In this notebook, we explore the distributions of the target (*Reading Ease*), *Standard Error*, *Excerpt Length* and *Word Count*. We also explore the relationship of the latter variables with the target.

# Load Libraries

In [None]:
import os

import numpy as np
import pandas as pd
import matplotlib.pyplot as plt
import seaborn as sns

sns.set()

# Load Data

In [None]:
data_dir = '../input/commonlitreadabilityprize/'
train = pd.read_csv(data_dir + 'train.csv')
print(train.shape)
train.head()

# Explore Data

In [None]:
print('% populated:')
train.notnull().sum() / len(train)

# Target (Reading Ease)

In [None]:
col = 'target'
display(pd.DataFrame(train[col].describe()))
sns.histplot(train[col])
plt.show()

*Reading Ease* average is around -1 and ranges from around -3.7 to 1.7.

# Standard Error

In [None]:
col = 'standard_error'
display(pd.DataFrame(train[col].describe()))
sns.histplot(train[col], bins=30)
plt.show()

In [None]:
print('correlation:')
display(train[['target', 'standard_error']].corr())

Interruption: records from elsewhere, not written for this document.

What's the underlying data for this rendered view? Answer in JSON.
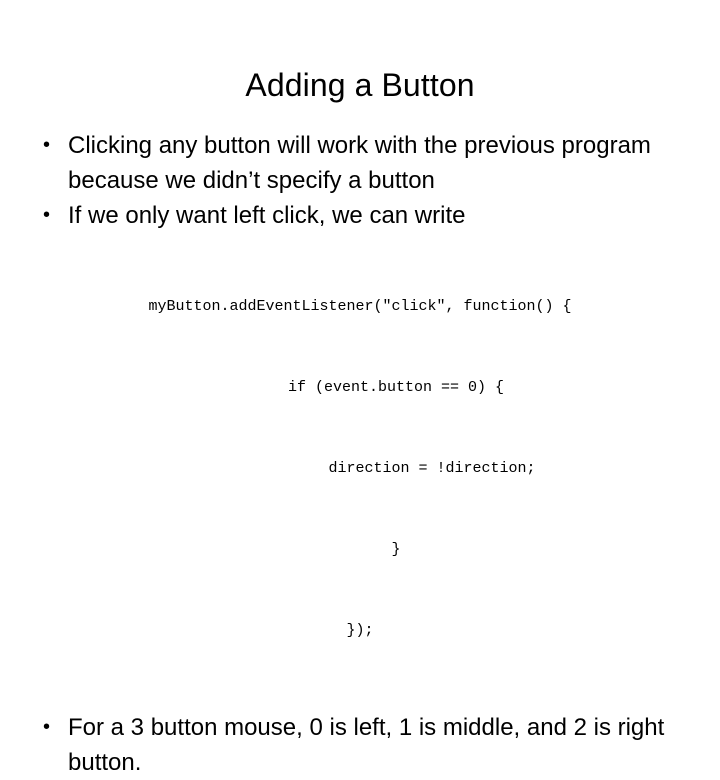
{
  "slide": {
    "title": "Adding a Button",
    "bullets_top": [
      {
        "marker": "•",
        "text": "Clicking any button will work with the previous program because we didn’t specify a button"
      },
      {
        "marker": "•",
        "text": "If we only want left click, we can write"
      }
    ],
    "code": {
      "lines": [
        "myButton.addEventListener(\"click\", function() {",
        "        if (event.button == 0) {",
        "                direction = !direction;",
        "        }",
        "});"
      ]
    },
    "bullets_bottom": [
      {
        "marker": "•",
        "text": "For a 3 button mouse, 0 is left, 1 is middle, and 2 is right button."
      }
    ]
  },
  "colors": {
    "background": "#ffffff",
    "text": "#000000"
  }
}
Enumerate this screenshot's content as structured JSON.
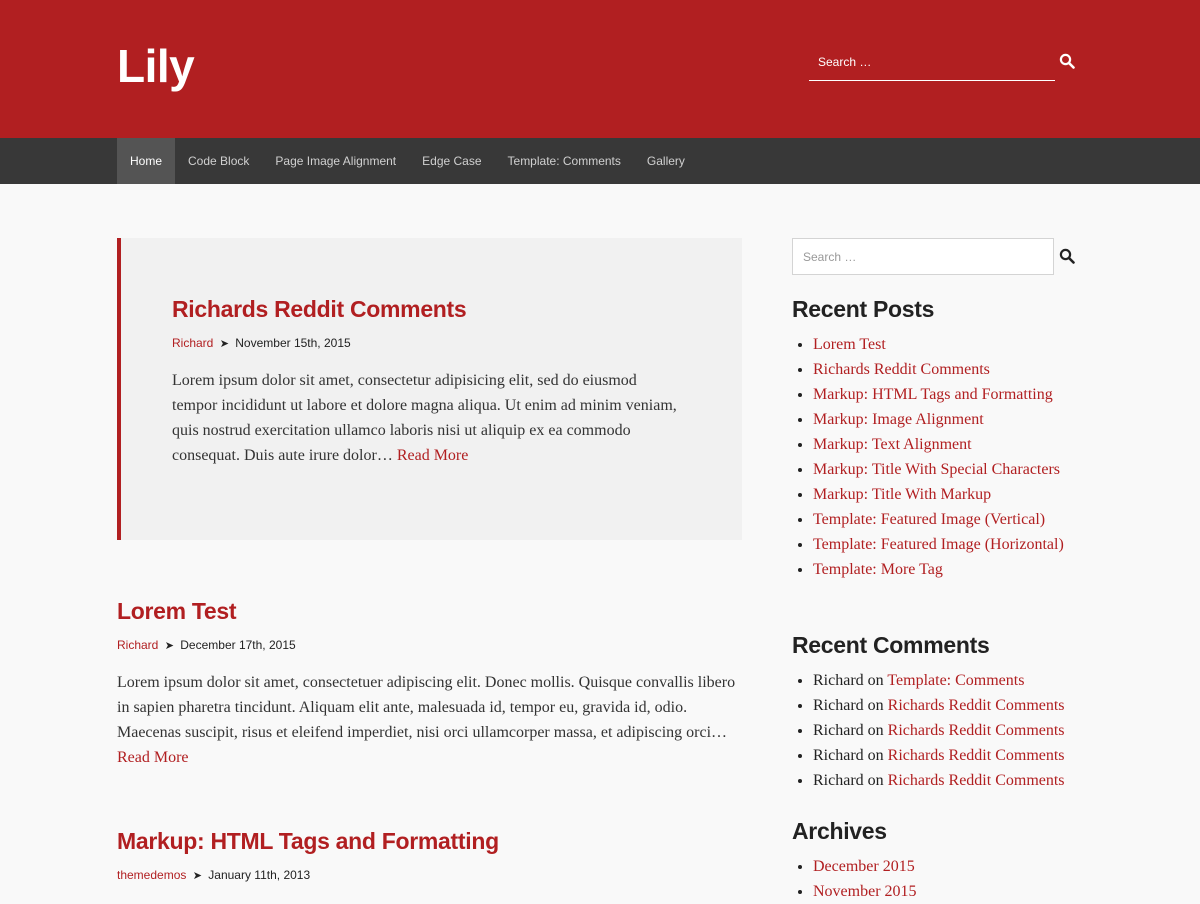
{
  "site": {
    "title": "Lily"
  },
  "header_search": {
    "placeholder": "Search …"
  },
  "nav": {
    "items": [
      {
        "label": "Home"
      },
      {
        "label": "Code Block"
      },
      {
        "label": "Page Image Alignment"
      },
      {
        "label": "Edge Case"
      },
      {
        "label": "Template: Comments"
      },
      {
        "label": "Gallery"
      }
    ]
  },
  "posts": [
    {
      "title": "Richards Reddit Comments",
      "author": "Richard",
      "separator": "➤",
      "date": "November 15th, 2015",
      "excerpt": "Lorem ipsum dolor sit amet, consectetur adipisicing elit, sed do eiusmod tempor incididunt ut labore et dolore magna aliqua. Ut enim ad minim veniam, quis nostrud exercitation ullamco laboris nisi ut aliquip ex ea commodo consequat. Duis aute irure dolor…",
      "more": "Read More"
    },
    {
      "title": "Lorem Test",
      "author": "Richard",
      "separator": "➤",
      "date": "December 17th, 2015",
      "excerpt": "Lorem ipsum dolor sit amet, consectetuer adipiscing elit. Donec mollis. Quisque convallis libero in sapien pharetra tincidunt. Aliquam elit ante, malesuada id, tempor eu, gravida id, odio. Maecenas suscipit, risus et eleifend imperdiet, nisi orci ullamcorper massa, et adipiscing orci…",
      "more": "Read More"
    },
    {
      "title": "Markup: HTML Tags and Formatting",
      "author": "themedemos",
      "separator": "➤",
      "date": "January 11th, 2013"
    }
  ],
  "sidebar": {
    "search_placeholder": "Search …",
    "recent_posts": {
      "title": "Recent Posts",
      "items": [
        "Lorem Test",
        "Richards Reddit Comments",
        "Markup: HTML Tags and Formatting",
        "Markup: Image Alignment",
        "Markup: Text Alignment",
        "Markup: Title With Special Characters",
        "Markup: Title With Markup",
        "Template: Featured Image (Vertical)",
        "Template: Featured Image (Horizontal)",
        "Template: More Tag"
      ]
    },
    "recent_comments": {
      "title": "Recent Comments",
      "items": [
        {
          "author": "Richard",
          "on": "on",
          "post": "Template: Comments"
        },
        {
          "author": "Richard",
          "on": "on",
          "post": "Richards Reddit Comments"
        },
        {
          "author": "Richard",
          "on": "on",
          "post": "Richards Reddit Comments"
        },
        {
          "author": "Richard",
          "on": "on",
          "post": "Richards Reddit Comments"
        },
        {
          "author": "Richard",
          "on": "on",
          "post": "Richards Reddit Comments"
        }
      ]
    },
    "archives": {
      "title": "Archives",
      "items": [
        "December 2015",
        "November 2015"
      ]
    }
  },
  "colors": {
    "brand": "#b11f21",
    "nav_bg": "#383838",
    "nav_active": "#545454"
  },
  "icons": {
    "search": "search-icon"
  }
}
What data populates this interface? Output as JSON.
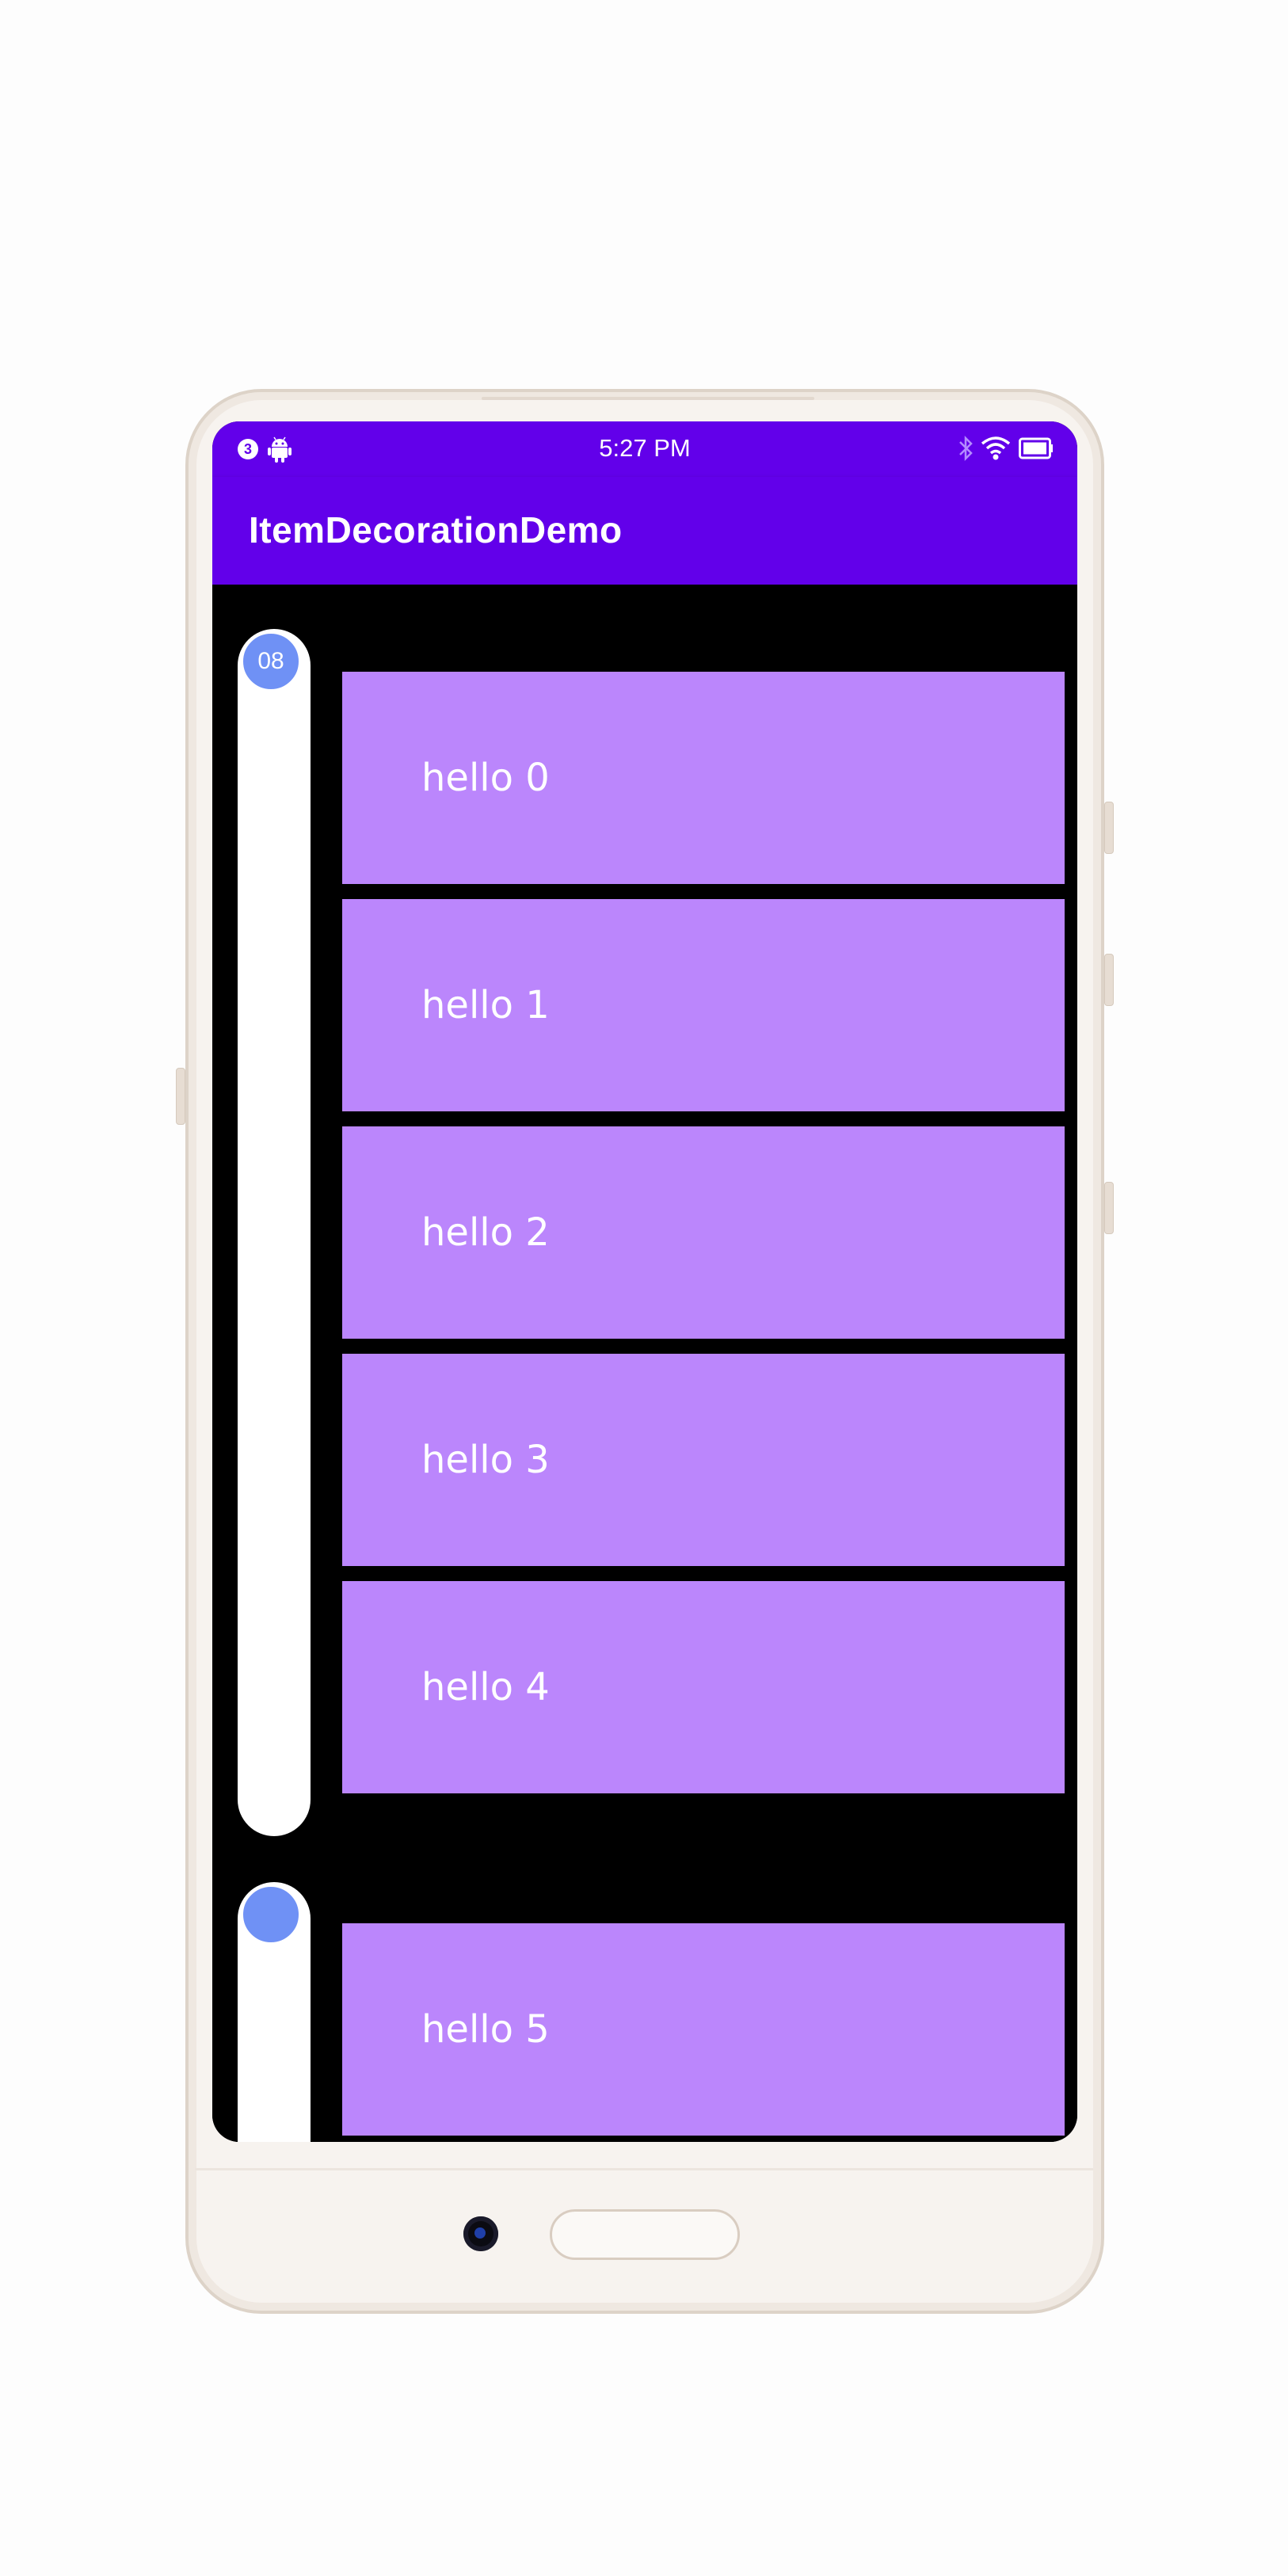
{
  "status_bar": {
    "notification_count": "3",
    "notification_icon": "notification-badge-icon",
    "debug_icon": "android-icon",
    "time": "5:27 PM",
    "icons": [
      "bluetooth-icon",
      "wifi-icon",
      "battery-icon"
    ]
  },
  "app_bar": {
    "title": "ItemDecorationDemo",
    "color": "#6200ea"
  },
  "timeline": {
    "group_label": "08",
    "dot_color": "#6f91f5",
    "track_color": "#ffffff"
  },
  "list": {
    "item_color": "#bb86fc",
    "items": [
      {
        "label": "hello 0"
      },
      {
        "label": "hello 1"
      },
      {
        "label": "hello 2"
      },
      {
        "label": "hello 3"
      },
      {
        "label": "hello 4"
      },
      {
        "label": "hello 5"
      }
    ]
  }
}
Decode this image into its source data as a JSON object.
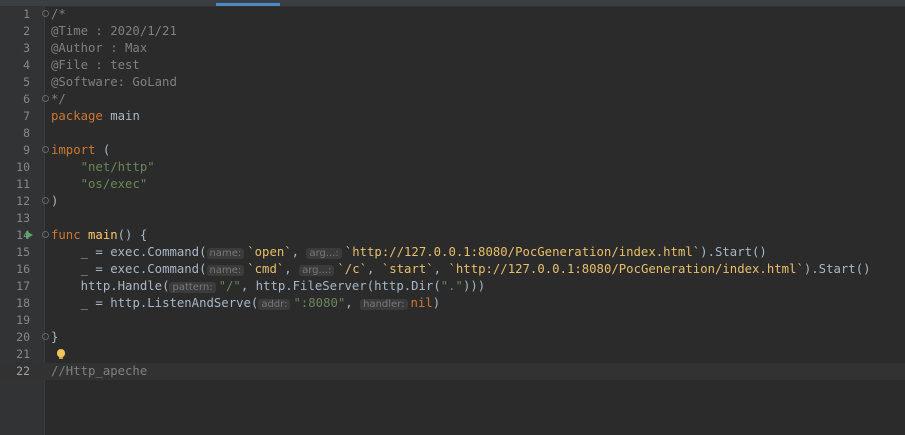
{
  "editor": {
    "lines": [
      {
        "n": "1",
        "text": "/*"
      },
      {
        "n": "2",
        "text": "@Time : 2020/1/21"
      },
      {
        "n": "3",
        "text": "@Author : Max"
      },
      {
        "n": "4",
        "text": "@File : test"
      },
      {
        "n": "5",
        "text": "@Software: GoLand"
      },
      {
        "n": "6",
        "text": "*/"
      },
      {
        "n": "7",
        "kw": "package",
        "rest": " main"
      },
      {
        "n": "8"
      },
      {
        "n": "9",
        "kw": "import",
        "rest": " ("
      },
      {
        "n": "10",
        "str": "\"net/http\""
      },
      {
        "n": "11",
        "str": "\"os/exec\""
      },
      {
        "n": "12",
        "rest": ")"
      },
      {
        "n": "13"
      },
      {
        "n": "14",
        "kw": "func",
        "fname": "main",
        "rest": "() {"
      },
      {
        "n": "15",
        "blank": "_",
        "assign": " = exec.",
        "method": "Command",
        "open": "(",
        "hint1": "name:",
        "arg1": "`open`",
        "sep": ", ",
        "hint2": "arg...:",
        "arg2": "`http://127.0.0.1:8080/PocGeneration/index.html`",
        "close": ").",
        "start": "Start",
        "end": "()"
      },
      {
        "n": "16",
        "blank": "_",
        "assign": " = exec.",
        "method": "Command",
        "open": "(",
        "hint1": "name:",
        "arg1": "`cmd`",
        "sep": ", ",
        "hint2": "arg...:",
        "arg2": "`/c`",
        "sep2": ", ",
        "arg3": "`start`",
        "sep3": ", ",
        "arg4": "`http://127.0.0.1:8080/PocGeneration/index.html`",
        "close": ").",
        "start": "Start",
        "end": "()"
      },
      {
        "n": "17",
        "pre": "http.",
        "method": "Handle",
        "open": "(",
        "hint1": "pattern:",
        "arg1": "\"/\"",
        "mid": ", http.",
        "method2": "FileServer",
        "mid2": "(http.",
        "type": "Dir",
        "mid3": "(",
        "arg2": "\".\"",
        "end": ")))"
      },
      {
        "n": "18",
        "blank": "_",
        "assign": " = http.",
        "method": "ListenAndServe",
        "open": "(",
        "hint1": "addr:",
        "arg1": "\":8080\"",
        "sep": ",",
        "hint2": "handler:",
        "kw": "nil",
        "end": ")"
      },
      {
        "n": "19"
      },
      {
        "n": "20",
        "rest": "}"
      },
      {
        "n": "21"
      },
      {
        "n": "22",
        "text": "//Http_apeche"
      }
    ]
  },
  "icons": {
    "fold": "fold-marker-icon",
    "run": "run-gutter-icon",
    "bulb": "intention-bulb-icon"
  },
  "colors": {
    "background": "#2b2b2b",
    "gutter": "#313335",
    "keyword": "#cc7832",
    "string": "#6a8759",
    "comment": "#808080",
    "function": "#ffc66d",
    "raw_string": "#e8bf6a",
    "run": "#59a869",
    "bulb": "#f2c55c"
  }
}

plt.figure(figsize=(8, 6))
sns.scatterplot(x=train['standard_error'], y=train['target'])
plt.axhline(train['target'].mean(), color='tab:red')
plt.text(0.03, 
         train['target'].mean() + 0.1, 
         'reading ease mean = {}'.format(round(train['target'].mean(), 2)),
         weight='bold')
plt.ylabel('reading ease')
plt.show()

Seems like the *Standard Error* generally increases as *Reading Ease* goes farther from its mean value.

According to the Data tab, *Standard Error* is a "measure of spread of scores among multiple raters for each excerpt." Looking at the above plot, we can say that the __scores from multiple raters are more consistent for excerpts with average *Reading Ease*__.

# Excerpt Length

In [None]:
train['excerpt_length'] = train['excerpt'].apply(lambda x: len(x))
col = 'excerpt_length'
display(pd.DataFrame(train[col].describe()))
sns.histplot(train[col])
plt.show()

Excerpts may have ~670 to ~1340 characters (including spaces) and average at ~970 characters.

In [None]:
print('correlation:')
display(train[['target', 'excerpt_length']].corr())

plt.figure(figsize=(8, 6))
sns.scatterplot(x=train['excerpt_length'], y=train['target'])
sns.regplot(x=train['excerpt_length'], y=train['target'], scatter=False, ci=None, color='tab:blue')
plt.ylabel('reading ease')
plt.show()

- __There is some negative correlation between *Reading Ease* and *Excerpt Length*__. Correlation Coefficient = -0.36. This makes sense as longer excerpts may be harder to read.

# Word Count

In [None]:
train['word_count'] = train['excerpt'].apply(lambda x: len(x.split()))
col = 'word_count'
display(pd.DataFrame(train[col].describe()))
sns.histplot(train[col])
plt.show()

Excerpts may have ~130 to ~200 characters (separated by spaces) and average at ~170 characters.

In [None]:
print('correlation:')
display(train[['target', 'word_count']].corr())

plt.figure(figsize=(8, 6))
sns.scatterplot(x=train['word_count'], y=train['target'])
plt.ylabel('reading ease')
plt.show()

The negative correlation of *Reading Ease* with *Word Count* is quite small. I expected this to be higher than Excerpt Length but looks like this is not the case.